Tuesday, July 20, 2010

The Democracy of Desperation

"The mass of men lead lives of quiet desperation. What is called resignation is confirmed desperation."
Henry David Thoreau
I think I was in high school when I first became acquainted with the concept of "quiet desperation." It is one of those terms that despite its ubiquity, actually appears to lack a single, commonly accepted definition. I've been wrestling with how to write about it for a while, mainly because I could never settle on what I thought that it was. But recently, it came to me, and I had a context in which to think about the issue.

There has been a lot of consternation on the American political Right recently about the specter of "Socialism." (I still submit that anyone who thinks that most Democratic politicians are Socialists is either deeply cynical or has never actually met a living, breathing, Socialist, but that's beside the point.) It's worth pointing out that if you take a tour through the governments of antiquity, you don't find much, if anything, that closely resembles modern Socialism, either the real thing or the hobgoblin that the Right has created. Socialism, as it was envisioned in the 19th and 20th centuries was a reaction to what had come before it, in much the same way as the Bill of Rights can be directly traced back to complaints with the way 18th century England operated. While there is current concern with the idea that Socialism might take over the United States, what's not talked about is the fact that just as before, it's a reaction.

People use representative democracy to "vote themselves a share of other people's stuff" because they feel it's the best way for them to get what they are after.
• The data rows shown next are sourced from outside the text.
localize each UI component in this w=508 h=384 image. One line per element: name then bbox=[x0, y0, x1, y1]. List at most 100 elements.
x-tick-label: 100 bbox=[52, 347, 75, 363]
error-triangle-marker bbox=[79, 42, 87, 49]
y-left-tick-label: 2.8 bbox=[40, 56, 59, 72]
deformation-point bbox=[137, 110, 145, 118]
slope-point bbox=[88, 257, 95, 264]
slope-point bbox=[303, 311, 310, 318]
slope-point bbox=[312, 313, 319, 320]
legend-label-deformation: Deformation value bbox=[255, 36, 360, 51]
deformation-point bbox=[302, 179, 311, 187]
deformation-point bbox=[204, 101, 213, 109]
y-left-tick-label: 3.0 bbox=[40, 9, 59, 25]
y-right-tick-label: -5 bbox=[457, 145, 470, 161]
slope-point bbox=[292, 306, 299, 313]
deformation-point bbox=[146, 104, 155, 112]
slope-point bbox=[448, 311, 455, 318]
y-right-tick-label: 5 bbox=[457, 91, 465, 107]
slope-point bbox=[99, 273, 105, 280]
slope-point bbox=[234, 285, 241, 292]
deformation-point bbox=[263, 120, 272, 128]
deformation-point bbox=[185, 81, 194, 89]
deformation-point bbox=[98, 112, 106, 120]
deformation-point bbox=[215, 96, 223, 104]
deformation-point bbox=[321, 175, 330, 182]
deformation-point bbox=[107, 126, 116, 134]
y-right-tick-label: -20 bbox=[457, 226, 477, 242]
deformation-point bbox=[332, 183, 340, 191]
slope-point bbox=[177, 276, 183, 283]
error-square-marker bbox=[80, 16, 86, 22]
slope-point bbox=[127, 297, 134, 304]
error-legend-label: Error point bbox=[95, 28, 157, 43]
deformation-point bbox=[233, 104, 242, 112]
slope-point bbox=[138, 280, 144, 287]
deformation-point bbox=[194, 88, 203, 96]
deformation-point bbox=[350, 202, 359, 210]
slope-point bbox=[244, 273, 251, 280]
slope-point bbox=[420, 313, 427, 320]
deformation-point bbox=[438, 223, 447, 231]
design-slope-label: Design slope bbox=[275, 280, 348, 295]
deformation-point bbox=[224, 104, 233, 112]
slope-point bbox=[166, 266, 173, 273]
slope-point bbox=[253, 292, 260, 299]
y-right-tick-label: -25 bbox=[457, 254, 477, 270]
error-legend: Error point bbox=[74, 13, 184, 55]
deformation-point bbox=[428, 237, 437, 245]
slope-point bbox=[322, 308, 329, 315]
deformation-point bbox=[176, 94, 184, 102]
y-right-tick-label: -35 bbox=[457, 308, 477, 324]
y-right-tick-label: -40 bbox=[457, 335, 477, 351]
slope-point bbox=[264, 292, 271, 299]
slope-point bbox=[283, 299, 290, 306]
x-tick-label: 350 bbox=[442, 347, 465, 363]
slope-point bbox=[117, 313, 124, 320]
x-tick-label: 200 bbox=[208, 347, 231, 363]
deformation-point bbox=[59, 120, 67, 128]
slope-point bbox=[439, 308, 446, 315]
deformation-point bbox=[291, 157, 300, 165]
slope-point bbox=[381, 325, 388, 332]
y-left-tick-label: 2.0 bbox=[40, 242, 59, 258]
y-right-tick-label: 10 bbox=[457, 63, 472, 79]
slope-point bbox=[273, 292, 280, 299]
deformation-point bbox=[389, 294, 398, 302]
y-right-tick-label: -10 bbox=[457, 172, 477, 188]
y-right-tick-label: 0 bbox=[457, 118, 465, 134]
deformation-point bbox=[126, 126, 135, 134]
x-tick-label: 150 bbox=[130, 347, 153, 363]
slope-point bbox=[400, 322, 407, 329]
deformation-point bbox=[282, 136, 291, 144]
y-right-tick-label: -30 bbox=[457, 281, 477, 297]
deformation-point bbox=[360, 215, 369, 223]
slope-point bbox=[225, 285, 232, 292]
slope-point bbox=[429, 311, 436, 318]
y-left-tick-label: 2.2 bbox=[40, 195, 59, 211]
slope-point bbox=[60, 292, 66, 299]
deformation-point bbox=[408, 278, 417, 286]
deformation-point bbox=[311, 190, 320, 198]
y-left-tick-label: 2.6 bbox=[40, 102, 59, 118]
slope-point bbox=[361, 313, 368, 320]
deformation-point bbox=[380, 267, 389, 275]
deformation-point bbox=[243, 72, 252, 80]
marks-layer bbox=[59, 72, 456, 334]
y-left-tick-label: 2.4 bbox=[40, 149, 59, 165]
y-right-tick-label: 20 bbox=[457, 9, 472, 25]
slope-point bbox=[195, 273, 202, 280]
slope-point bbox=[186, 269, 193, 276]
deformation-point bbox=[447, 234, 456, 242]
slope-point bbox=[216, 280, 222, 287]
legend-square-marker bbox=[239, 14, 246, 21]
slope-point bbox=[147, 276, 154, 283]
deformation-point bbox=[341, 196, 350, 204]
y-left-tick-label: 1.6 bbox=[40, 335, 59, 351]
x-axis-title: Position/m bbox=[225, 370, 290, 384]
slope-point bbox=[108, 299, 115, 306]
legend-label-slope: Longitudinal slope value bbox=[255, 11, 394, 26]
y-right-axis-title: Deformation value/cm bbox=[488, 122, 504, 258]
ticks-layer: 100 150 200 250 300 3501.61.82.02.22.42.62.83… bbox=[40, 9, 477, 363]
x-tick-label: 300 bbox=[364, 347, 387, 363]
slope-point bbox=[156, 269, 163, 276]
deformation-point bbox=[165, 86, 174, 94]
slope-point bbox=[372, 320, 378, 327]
Those people who feel that the majority should refrain from voting to redistribute wealth are effectively advocating that those people who feel themselves on the short end of the stick lead lives of quiet desperation - either through resigning themselves to working in a system that they understand doesn't return the desired, if any, benefits for them (or, at worst, is actively designed to expropriate what wealth they have for the benefit of those with more money than they) or by having the decency to starve somewhere out of sight and out of mind.

But this idea, that people have an obligation to look out for the interests of their "betters" rather than their own simply to avoid stepping on tradition, directly flies in the face of the very ideals that this nation was founded on. There is nothing in the Declaration of Independence or Constitution that enshrines Capitalism, for better or worse, as the economic system of the Republic. Majority rule WAS enshrined, specifically to avoid not just the tyranny of government, which so many people decry (often for seemingly trivial reasons), but also to avoid the tyranny of an entrenched ruling minority, that, having set up the machinery of the state to serve its own interests, was then hostile to reforms that would allow more people to share in the wealth. Americans have a difficult time grasping the idea that any historical events or circumstances that they weren't around to witness has any relevance, just as they have difficulty with the idea that they aren't objectively, if not the Best People on Earth, always counted among the Good Guys and always on the side of right. Both of these conspire to create a nation of people who, while they extol the men who founded it, can't understand that they run the risk of becoming the very people that the Founding Fathers declared themselves in rebellion against.

The way you avoid reducing the mass of men to leading lives of quiet desperation is through granting them the right to participate in their own governance. This forces the Powers That Be to ensure that the system they put in place works for enough people that they'll want it to stay in place. If we witness the demise of American Capitalism, it will be because those people that champion it forgot that they are not the only ones for whom it needs to have tangible and attainable benefits.